About the singularity of $z^{-2}\sin z$ at $\infty$ On Priestly's Introduction to Complex Analysis, second edition, at page 206 it says that $z^{-2}\sin z$ has removable singularity at $\infty$. If this is not a typo, what's the reasoning behind it?
 A: $\sin(z)$ has an essential singularity at infinity (it is periodic so it takes lots of value (in fact all of $\Bbb C$) infinitely often)
Since $z^2$ doesn't have an essential singularity there, $z^{-2}\sin(z)$ also has an essential singularity at $\infty$.
Saying what is the typo and what he meant to be writing is hard to tell without more context.
A: It is not a typo.
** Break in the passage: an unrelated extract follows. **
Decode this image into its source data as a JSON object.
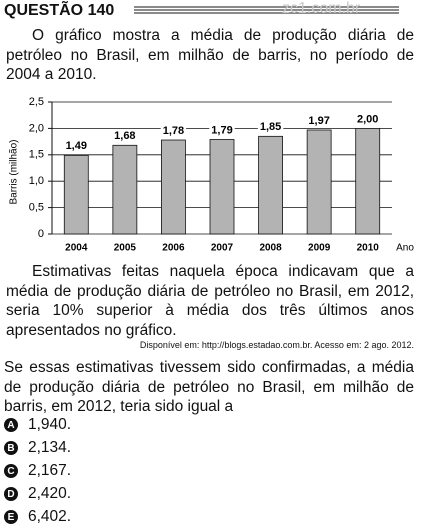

We refer to points at infinite as singularity points on complex analysis, because their substance revolves around a lot of calculations and crucial stuff. 
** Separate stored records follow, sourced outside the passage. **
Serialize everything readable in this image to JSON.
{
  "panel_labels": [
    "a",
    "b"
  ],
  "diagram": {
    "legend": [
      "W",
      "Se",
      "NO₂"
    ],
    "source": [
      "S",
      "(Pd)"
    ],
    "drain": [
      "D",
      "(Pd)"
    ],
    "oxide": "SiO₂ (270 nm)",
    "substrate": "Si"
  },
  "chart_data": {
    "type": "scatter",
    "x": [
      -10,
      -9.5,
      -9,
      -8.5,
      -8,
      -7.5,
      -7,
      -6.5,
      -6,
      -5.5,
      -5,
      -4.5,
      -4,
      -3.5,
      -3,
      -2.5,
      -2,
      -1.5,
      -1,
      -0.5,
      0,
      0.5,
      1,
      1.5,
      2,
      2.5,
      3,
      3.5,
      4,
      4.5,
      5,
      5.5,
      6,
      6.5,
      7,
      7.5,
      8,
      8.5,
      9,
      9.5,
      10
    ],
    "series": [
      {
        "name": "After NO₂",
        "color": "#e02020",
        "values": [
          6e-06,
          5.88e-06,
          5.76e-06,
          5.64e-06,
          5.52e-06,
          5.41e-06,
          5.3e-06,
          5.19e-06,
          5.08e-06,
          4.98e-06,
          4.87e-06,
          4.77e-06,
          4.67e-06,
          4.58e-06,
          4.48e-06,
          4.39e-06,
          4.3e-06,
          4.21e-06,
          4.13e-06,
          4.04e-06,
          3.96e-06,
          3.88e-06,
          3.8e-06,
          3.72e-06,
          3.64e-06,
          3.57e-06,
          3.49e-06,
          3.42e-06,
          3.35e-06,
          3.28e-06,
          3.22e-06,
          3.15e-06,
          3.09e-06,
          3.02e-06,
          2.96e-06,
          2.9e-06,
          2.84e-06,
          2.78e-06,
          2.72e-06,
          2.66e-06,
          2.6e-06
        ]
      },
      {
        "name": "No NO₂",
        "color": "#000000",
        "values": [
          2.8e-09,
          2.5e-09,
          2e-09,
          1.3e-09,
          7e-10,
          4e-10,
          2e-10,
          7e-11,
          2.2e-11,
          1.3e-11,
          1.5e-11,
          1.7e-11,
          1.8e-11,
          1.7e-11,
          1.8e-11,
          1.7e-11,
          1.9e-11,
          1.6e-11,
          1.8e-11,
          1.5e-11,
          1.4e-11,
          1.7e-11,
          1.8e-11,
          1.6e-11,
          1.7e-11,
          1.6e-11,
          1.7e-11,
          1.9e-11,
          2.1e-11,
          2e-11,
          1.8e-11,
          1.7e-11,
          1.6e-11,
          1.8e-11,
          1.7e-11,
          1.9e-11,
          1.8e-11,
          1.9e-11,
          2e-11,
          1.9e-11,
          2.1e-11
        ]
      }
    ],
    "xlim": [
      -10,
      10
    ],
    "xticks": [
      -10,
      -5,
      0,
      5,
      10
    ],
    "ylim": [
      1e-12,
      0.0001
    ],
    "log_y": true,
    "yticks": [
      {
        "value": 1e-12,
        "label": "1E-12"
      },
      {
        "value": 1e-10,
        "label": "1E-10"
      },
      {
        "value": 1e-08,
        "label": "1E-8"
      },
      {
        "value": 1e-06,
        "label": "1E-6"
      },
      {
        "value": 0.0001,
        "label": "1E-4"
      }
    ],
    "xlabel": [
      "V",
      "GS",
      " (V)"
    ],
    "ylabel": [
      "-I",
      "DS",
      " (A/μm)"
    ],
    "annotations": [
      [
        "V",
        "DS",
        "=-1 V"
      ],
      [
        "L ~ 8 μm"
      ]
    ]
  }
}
For your specific example, we have the function : 
$$f(z) = \frac{1}{z^2}\sin(z)$$
The function $f(z)$ has an essential singularity because of $\sin(z)$ which can take infinitely many values at some point $\infty$ due to its periodic nature.
So, the point at $\infty$ acts like a singularity point to your function $z$. More specifically, you'll see about singularities at $\infty$ when you'll be learning about residues (shortly if not already, judging on your "residue-calculus" tag), which are important there. For example, here is a formal statement for a residue at $\infty$ and the condition that shall be met (the singularity at infinity) : 

Residue at infinity :
  $$\text{Res}(f(z),\infty) = -\text{Res}\bigg(\frac{1}{z^2}f\bigg(\frac{1}{z}\bigg),0\bigg)$$
  If the condition :
  $$\lim_{|z| \to \infty}f(z) = 0$$
  is met, then the residue at infinity can be computed using the following formula :
  $$\text{Res}(f,\infty)= -\lim_{|z|\to \infty}zf(z)$$
  If instead :
  $$\lim_{|z| \to \infty}f(z) = c \neq 0$$
  then the residue at infinity is :
  $$\text{Res}(f,\infty)= -\lim_{|z|\to \infty}z^2f'(z)$$

It's also interesting to note, that every non-constant entire function $f:\mathbb C \to \mathbb C$ has a singularity at infinity. Technically, $f$ has a singularity at $\infty$ by virtue of not being defined there.  What is really meant is that a non-constant entire function $f$ has a non-removable singularity at $\infty$, and this follows directly from Liouville's theorem: if the singularity at $\infty$ was removable, $f$ would be bounded in a neighbourhood of $\infty$, say $\{z: |z| \ge r\}$, and since $f$ is also bounded on $\{z: |z| \le r\}$ (because a continuous function is bounded on a compact set) $f$ would be bounded on $\mathbb C$, therefore constant by Liouville's theorem.